Kochi Muziris Biennale | review
India’s first Biennale debuted on 12/12/12 in Fort Kochi after months of build up in the form of announcements, artists’ visits, talks, support and controversies. Similar to anything new – one may refer to it as teething problems – there were certain glitches which have been attributed to the sudden withdrawal of government support in terms of funding. However the founders, directors and curators (also artists in their own right) of the Kochi-Muziris Biennale – Bose Krishnamachari and Riyas Komu – ensured that India’s much needed first biennale did finally take off on the designated day.
Kochi has a very symbolic and cosmopolitan history of trade and travellers that was reflected through the interaction of various artists with spaces and people during the Biennale.
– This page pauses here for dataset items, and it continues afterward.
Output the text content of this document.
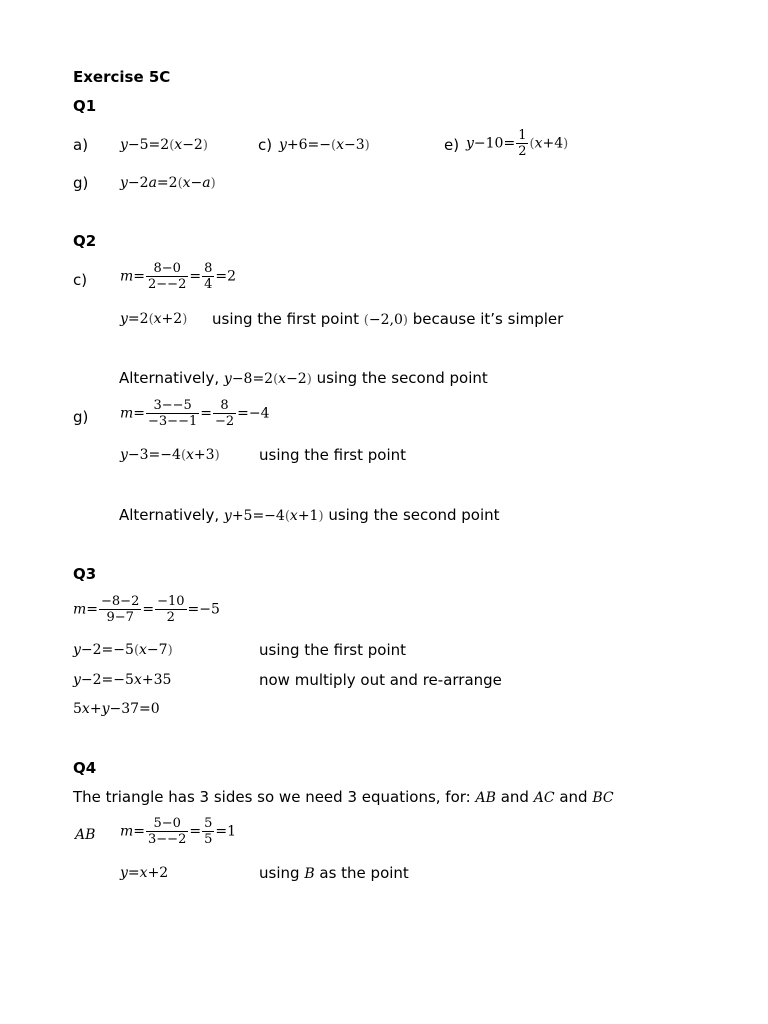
Exercise 5C
Q1
a) y−5=2(x−2)	c) y+6=−(x−3)	e) $y-10= \frac{1}{2} (x+4)$
g) y−2a=2(x−a)
Q2
c) $m= \frac{8-0}{2--2} = \frac{8}{4} =2$
y=2(x+2) using the first point (−2,0) because it’s simpler
Alternatively, y−8=2(x−2) using the second point
g) $m= \frac{3--5}{-3--1} = \frac{8}{-2} =-4$
y−3=−4(x+3)	using the first point
Alternatively, y+5=−4(x+1) using the second point
Q3
$m= \frac{-8-2}{9-7} = \frac{-10}{2} =-5$
y−2=−5(x−7)	using the first point
y−2=−5x+35	now multiply out and re-arrange
5x+y−37=0
Q4
The triangle has 3 sides so we need 3 equations, for: AB and AC and BC
AB $m= \frac{5-0}{3--2} = \frac{5}{5} =1$
y=x+2	using B as the point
The biennale, as described by the curators, provided an occasion to explore the critical imagery as a mechanism to process, reflect and rewrite history; thereby converging different histories, locals, individuals and collectives with a creative space for expression within a contemporary context.
The quaint town of Fort Kochi transformed into an art venue with the buzz of the word ‘biennale’ being used by everyone from the tuk-tuk drivers who guided one to the next site, to the vendors selling “biennale water” along the pier of Chinese fishing nets and Fort Kochi beach, which was also a biennale venue. The Biennale exhibited the works of 94 artists from 23 countries in spaces located across Fort Kochi – from old warehouses and yards, to the water-front and the old Durbar Hall.
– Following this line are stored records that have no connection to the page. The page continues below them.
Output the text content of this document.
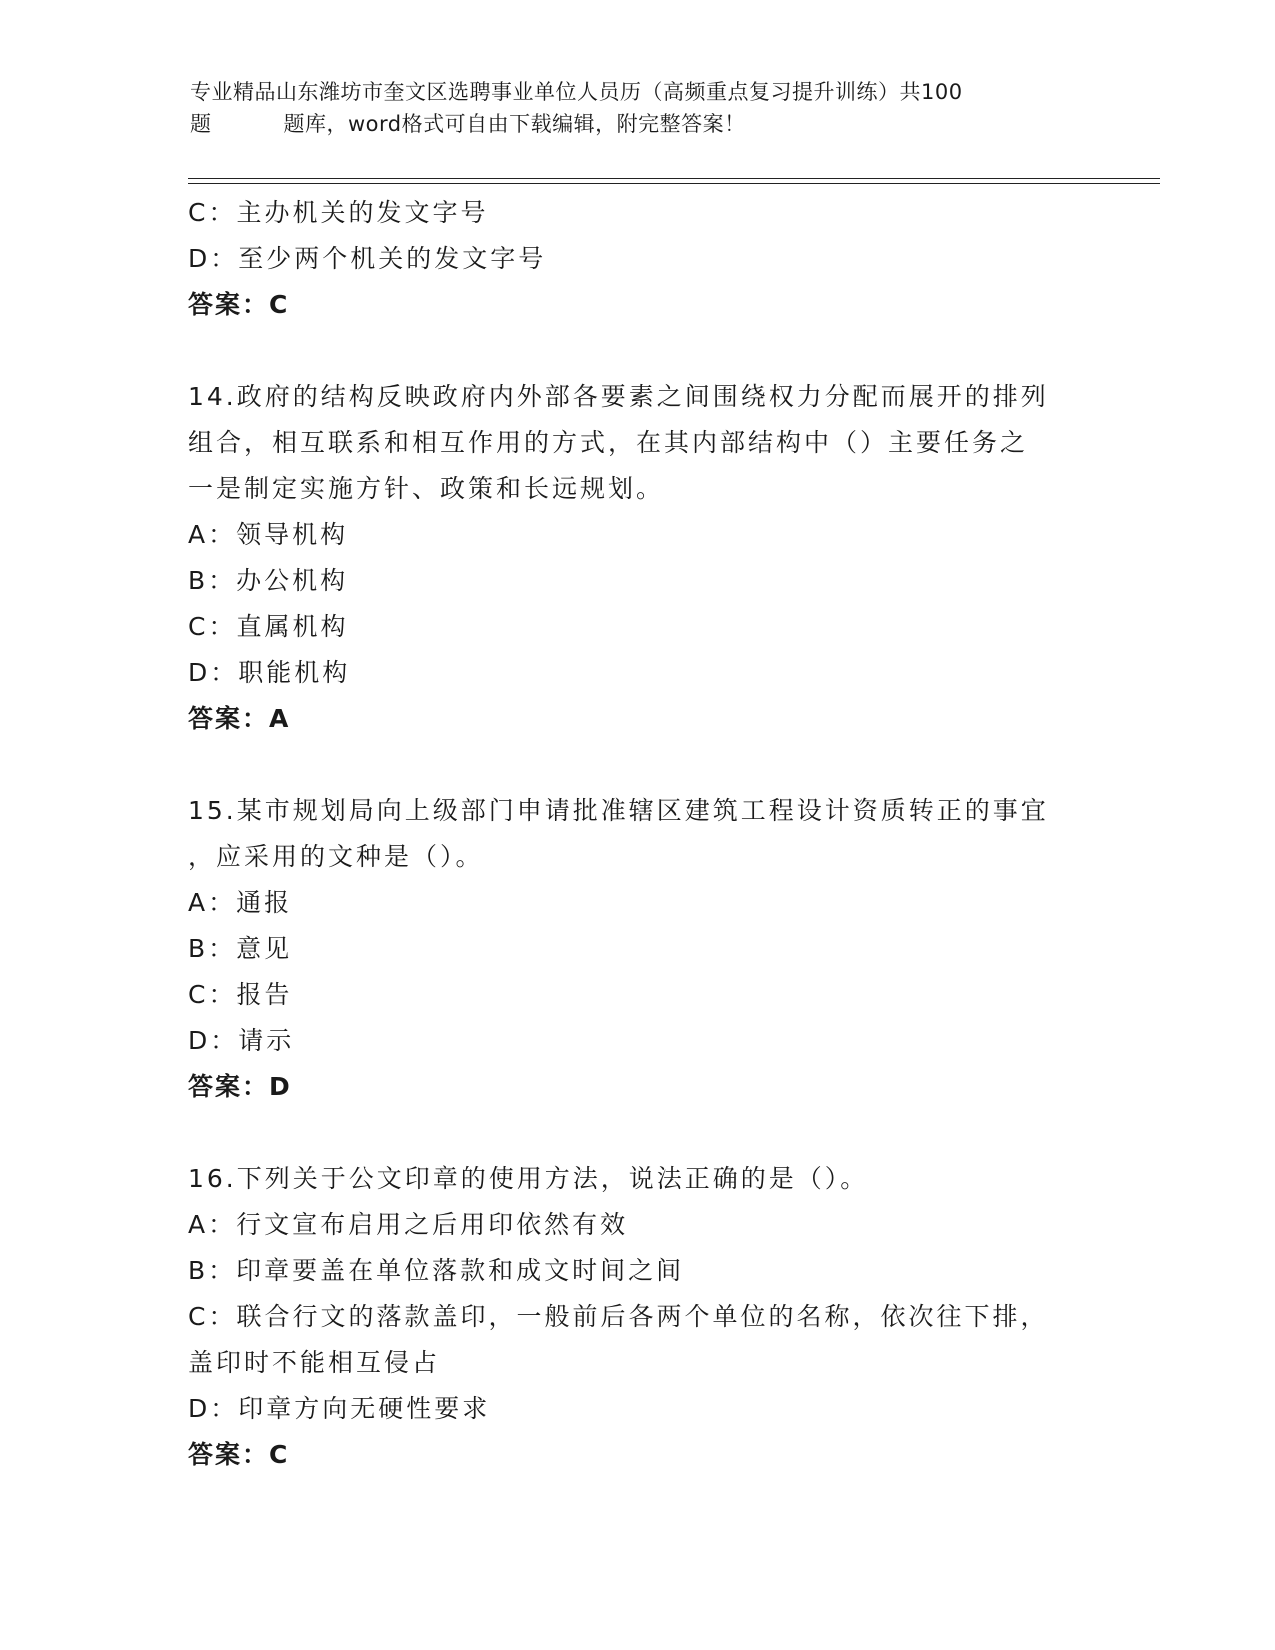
专业精品山东潍坊市奎文区选聘事业单位人员历（高频重点复习提升训练）共100

题	题库，word格式可自由下载编辑，附完整答案！
C：主办机关的发文字号
D：至少两个机关的发文字号
答案：C
14.政府的结构反映政府内外部各要素之间围绕权力分配而展开的排列
组合，相互联系和相互作用的方式，在其内部结构中（）主要任务之
一是制定实施方针、政策和长远规划。
A：领导机构
B：办公机构
C：直属机构
D：职能机构
答案：A
15.某市规划局向上级部门申请批准辖区建筑工程设计资质转正的事宜
，应采用的文种是（）。
A：通报
B：意见
C：报告
D：请示
答案：D
16.下列关于公文印章的使用方法，说法正确的是（）。
A：行文宣布启用之后用印依然有效
B：印章要盖在单位落款和成文时间之间
C：联合行文的落款盖印，一般前后各两个单位的名称，依次往下排，
盖印时不能相互侵占
D：印章方向无硬性要求
答案：C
Kerala, Kochi in particular, has been a centre of social activist movements that instigates a discourse on any issue that promotes public interest and involvement. At the ferry terminal on the way to the Durbar Hall, one saw anti-biennale posters replacing Biennale posters and a few weeks after the opening there were two works anonymously vandalised. However, the participating artists have been extremely supportive of the initiative of the first biennale and the artists in fact re-did the wall mural that had been vandalised.
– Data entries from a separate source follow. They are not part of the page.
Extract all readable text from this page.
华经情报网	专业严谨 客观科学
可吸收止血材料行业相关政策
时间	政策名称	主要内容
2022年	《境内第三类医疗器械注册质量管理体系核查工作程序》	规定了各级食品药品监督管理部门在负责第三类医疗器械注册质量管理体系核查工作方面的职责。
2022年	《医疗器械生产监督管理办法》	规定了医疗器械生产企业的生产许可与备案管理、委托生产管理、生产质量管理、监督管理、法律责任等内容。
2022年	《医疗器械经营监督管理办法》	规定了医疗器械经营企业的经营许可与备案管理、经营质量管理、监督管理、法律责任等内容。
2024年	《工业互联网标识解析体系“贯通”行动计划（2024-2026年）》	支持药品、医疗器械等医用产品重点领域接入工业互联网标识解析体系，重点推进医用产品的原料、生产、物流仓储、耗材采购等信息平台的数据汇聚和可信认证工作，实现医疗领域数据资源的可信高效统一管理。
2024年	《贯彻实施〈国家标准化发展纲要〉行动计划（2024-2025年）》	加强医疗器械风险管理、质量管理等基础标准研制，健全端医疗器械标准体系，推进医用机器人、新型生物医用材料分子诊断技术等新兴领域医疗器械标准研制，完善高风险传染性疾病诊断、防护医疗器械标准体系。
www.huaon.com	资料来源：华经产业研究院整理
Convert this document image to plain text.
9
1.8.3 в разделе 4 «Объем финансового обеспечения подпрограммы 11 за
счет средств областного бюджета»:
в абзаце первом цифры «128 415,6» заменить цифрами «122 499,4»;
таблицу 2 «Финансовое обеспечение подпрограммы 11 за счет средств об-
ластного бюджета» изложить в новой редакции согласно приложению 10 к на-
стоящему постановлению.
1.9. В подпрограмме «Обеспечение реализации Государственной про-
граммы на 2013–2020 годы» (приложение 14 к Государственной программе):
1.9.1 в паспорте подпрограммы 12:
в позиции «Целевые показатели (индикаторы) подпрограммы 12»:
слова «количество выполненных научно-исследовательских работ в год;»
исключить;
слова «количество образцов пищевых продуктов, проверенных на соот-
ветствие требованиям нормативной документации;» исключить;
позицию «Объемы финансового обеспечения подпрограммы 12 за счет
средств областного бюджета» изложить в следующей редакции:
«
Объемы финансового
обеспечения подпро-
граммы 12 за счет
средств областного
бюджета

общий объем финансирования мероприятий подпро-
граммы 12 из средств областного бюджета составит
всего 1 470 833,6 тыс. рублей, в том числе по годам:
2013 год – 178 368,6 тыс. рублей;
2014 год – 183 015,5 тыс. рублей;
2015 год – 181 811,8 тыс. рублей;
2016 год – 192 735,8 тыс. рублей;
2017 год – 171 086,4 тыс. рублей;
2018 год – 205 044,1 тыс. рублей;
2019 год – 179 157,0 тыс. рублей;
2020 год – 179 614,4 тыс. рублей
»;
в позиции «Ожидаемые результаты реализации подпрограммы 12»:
Being an artist-led biennale, there was a different sense of aesthetic understanding that conveyed itself within new parameters of artistic freedom contained by the framework of a biennale. The nature of the venues too was instrumental in furthering this aspect, where each artist’s works responded to specific elements co-related to history and space.
Aspinwall House, a large sea-facing heritage property, was the main venue of the Biennale which showcased majority of the Biennale artists. This venue included works that were a result of artists’ time and research in Fort Kochi (Giuseppe Stampone’s tuk-tuk), to site-specific installations (Srinivas Prasad and Shreyas Karle’s interventions in the garden). For artists who had created individual projects and works, there were separate spaces/ rooms inside Aspinwall House dedicated to a single artist, ensuring space for the work and response from the viewers experiencing it. This was also the case in the other venues spread over Fort Kochi.
Cabral Yard, across the road from Aspinwall House was an excavation site unearthing Sudarshan Shetty’s monumental sculpture. This work was still in the process of being installed at the opening, but with the ephemeral quality of the yard, this could well have been looked at as a performance piece, meant to be. The raw and organic feel of the sites, ensured that the viewers actively engaged with venues and spaces. This process lent itself beyond just viewing art to a level of experiencing and engaging with it at a personal level. Anita Dube’s interactive installation at Pepper House (an old warehouse by the waterfront) involved climbing ladders around the room to view her work through floor windows into the attic from varied angles. Moidu’s Heritage, formerly the property of a coir trading company was a venue that explored the organic feel of a space being explored for the first time. The nature of the works in this space reflected a similar powerful sensitivity, all the way up to Ernesto Nesto’s installation with spices that enveloped the viewer visually with the comforting smells of Kerala.
For a viewer exploring the town for the first time the Kochi-Muziris Biennale promoted and prompted the visitors, artists and locals into new planes of interaction that were all offset on the basis of contemporary art, thereby successfully taking “art to the people”, while ensuring familiarity with the place. The Dutch Warehouse, Calvathy Canal Boat Dock, David Hall and the Parade Grounds, were amongst the other venues between the docks and the old Jewish town located within Fort Kochi.
The works created for the biennale ranged from painting, sculpture, installations, film and new media to the more ephemeral site-specific works, projects and performances. There have also been a number of talks and conferences by internationally renowned curators and people who have touched upon various projects that touched upon similar concerns addressed by the biennale and artists. Similar to other biennales in the world, there were also a number of collateral events on at galleries and artists’ initiated projects at other spaces. After the opening of the first edition of the Biennale itself, Kochi has been termed as the Biennale city. This can be looked at as a positive sign for future development and support of the Kochi-Muziris Biennale.